With every new serious, popular, and contrasting commitment that Adrian Dix makes, he is also amplifying his chief opponent’s weakness. Clark’s “same-old, same-old” partisan attacks and shop-worn ideas are mostly reinforcing that she and her party are very nearly yesterday’s news.
From Day One, the premier’s main problem has been her lack of vision, focus, and credibility, her inability to shoot straight, and her penchant for firing at the wrong target and still missing the mark.
By contrast, Dix has built voter confidence by showing that, his Kinder Morgan pipeline shift aside, he is not inclined to shoot from the hip. He is answering the B.C. Liberals’ rickety road show and its quietly backfiring campaign strategy with one winning message: “Free at last.”
Time will tell if he can seal the deal through his performance in this Friday’s leaders’ debate and in Monday’s Great Shoot-Out. He should have fun with the B.C. Liberals’ “bobbing molar”, as he also remembers that, in politics, no one’s ever bulletproof.
Apr 23, 2013 at 5:16pm
Sounds like Martyn is looking for a cushy job in the Premier's Office if Dix is elected.
Apr 23, 2013 at 5:35pm
Yes Ray, a axe to grind after getting tossed out.
Apr 23, 2013 at 5:44pm
Looks like Geoff Plant has got a bee in a bonnet about Brown writing for the Straight. Boo hoo....at least Brown has some integrity calling out this wretched government. Unlike yourself. Can't wait for the BC Rail inquiry....How about you Plant??
Roger Ebert Fan
Apr 24, 2013 at 9:10am
AS a BC teacher, I am antipating BC's Education system and its teachers, and by extension, students to be attacked in some kind of political gambit to create a left-right split.

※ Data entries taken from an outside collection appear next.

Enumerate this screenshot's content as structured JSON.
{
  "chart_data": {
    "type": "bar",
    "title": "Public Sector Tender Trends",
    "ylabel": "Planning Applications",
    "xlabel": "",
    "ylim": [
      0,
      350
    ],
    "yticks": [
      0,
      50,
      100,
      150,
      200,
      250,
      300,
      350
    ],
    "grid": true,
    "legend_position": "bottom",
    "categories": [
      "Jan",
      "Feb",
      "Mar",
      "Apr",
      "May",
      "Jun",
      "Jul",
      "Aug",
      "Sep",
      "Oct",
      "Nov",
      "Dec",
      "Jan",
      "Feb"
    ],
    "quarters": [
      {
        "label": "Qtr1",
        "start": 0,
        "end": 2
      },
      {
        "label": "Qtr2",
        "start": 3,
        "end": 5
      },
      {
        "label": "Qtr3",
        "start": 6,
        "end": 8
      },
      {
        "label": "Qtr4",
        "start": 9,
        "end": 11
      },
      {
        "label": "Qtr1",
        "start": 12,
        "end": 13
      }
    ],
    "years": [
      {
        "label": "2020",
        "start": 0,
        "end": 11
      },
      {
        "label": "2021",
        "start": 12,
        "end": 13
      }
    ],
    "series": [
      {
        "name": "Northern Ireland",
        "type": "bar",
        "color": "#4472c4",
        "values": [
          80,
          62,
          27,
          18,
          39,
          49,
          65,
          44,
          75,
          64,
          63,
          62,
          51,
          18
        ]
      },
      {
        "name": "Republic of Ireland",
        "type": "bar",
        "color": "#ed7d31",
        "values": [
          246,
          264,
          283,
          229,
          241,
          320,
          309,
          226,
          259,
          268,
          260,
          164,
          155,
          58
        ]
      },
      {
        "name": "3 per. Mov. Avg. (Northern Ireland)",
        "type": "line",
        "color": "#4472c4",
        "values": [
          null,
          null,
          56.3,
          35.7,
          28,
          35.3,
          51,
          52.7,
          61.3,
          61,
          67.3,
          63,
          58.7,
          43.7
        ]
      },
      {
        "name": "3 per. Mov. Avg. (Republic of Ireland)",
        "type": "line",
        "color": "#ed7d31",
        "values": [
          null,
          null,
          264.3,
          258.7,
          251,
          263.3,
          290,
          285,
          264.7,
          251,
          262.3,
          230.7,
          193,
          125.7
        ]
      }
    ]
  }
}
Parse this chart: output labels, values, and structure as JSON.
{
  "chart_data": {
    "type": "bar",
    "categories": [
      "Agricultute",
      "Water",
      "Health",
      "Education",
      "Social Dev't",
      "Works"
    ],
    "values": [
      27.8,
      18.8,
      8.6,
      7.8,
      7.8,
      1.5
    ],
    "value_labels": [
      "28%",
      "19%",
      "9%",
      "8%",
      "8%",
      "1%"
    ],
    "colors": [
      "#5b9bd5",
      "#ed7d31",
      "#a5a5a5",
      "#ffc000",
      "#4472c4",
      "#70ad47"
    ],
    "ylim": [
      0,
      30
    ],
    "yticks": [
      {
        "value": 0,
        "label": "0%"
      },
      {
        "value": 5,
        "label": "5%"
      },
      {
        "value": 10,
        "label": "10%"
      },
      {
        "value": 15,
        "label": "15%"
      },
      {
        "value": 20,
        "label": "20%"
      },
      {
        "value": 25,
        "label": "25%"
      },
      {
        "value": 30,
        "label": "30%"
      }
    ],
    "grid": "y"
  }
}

It will fail-miserably-but it will do further damage to the great system of education we have and Bc kids will further suffer due to fruitless politics.
Be the Change
Apr 24, 2013 at 11:09am
it really is getting to be a dog and pony show..the liberals clearly are not focusing on issues, which
must be addressed after being left on the side lines for years.. healthcare,e ducation, families, municpal
issues...forgotten, while they have focused on corp-
orate dealings to bring profit to BC, which until,
now other the the construction boom has not happened.
By the way, how is it we are in debt to %0+ billion, when BC had an unprecedented construction boom?
Apr 24, 2013 at 12:33pm
Are you fucking kidding me Martyn Brown?
It was you fucking incompetents with that Drunk Driver that ran up the fucking Debt.
It was you guys when your guy was running this Province into Debt that awarded PPP Above Market Rates to be paid for by us the BC Residents to Private for Profit Corporations.
It was you guys that conducted the BC Rail 99 year 'Lease' that deserves a Royal Commission in itself.
It was you guys that brought the Debt ridden dubious little pay off Olympics.
It was you guys when in power that were responsible for most if not all the crap we now face.
I no fan of Crusty but she's not responsible as much as the old guard are.
At least the NDP won't be into massive Corporate Welfare.
Apr 24, 2013 at 2:34pm
Martyn Brown wants a job with the party that is likely to hold power for the next two terms.
Apr 24, 2013 at 4:57pm
I don't care if the author is Martyn Brown or Martin Bormann..it's bang-on.
Get over it.
Apr 24, 2013 at 10:56pm
Martyn Brown was a key player within the Premier's office that was the centre of the Campbell culture of arrogance and deceit that has brought the BC Liberals to their demise. Voters will not distinguish between the Campbell and Clark regimes.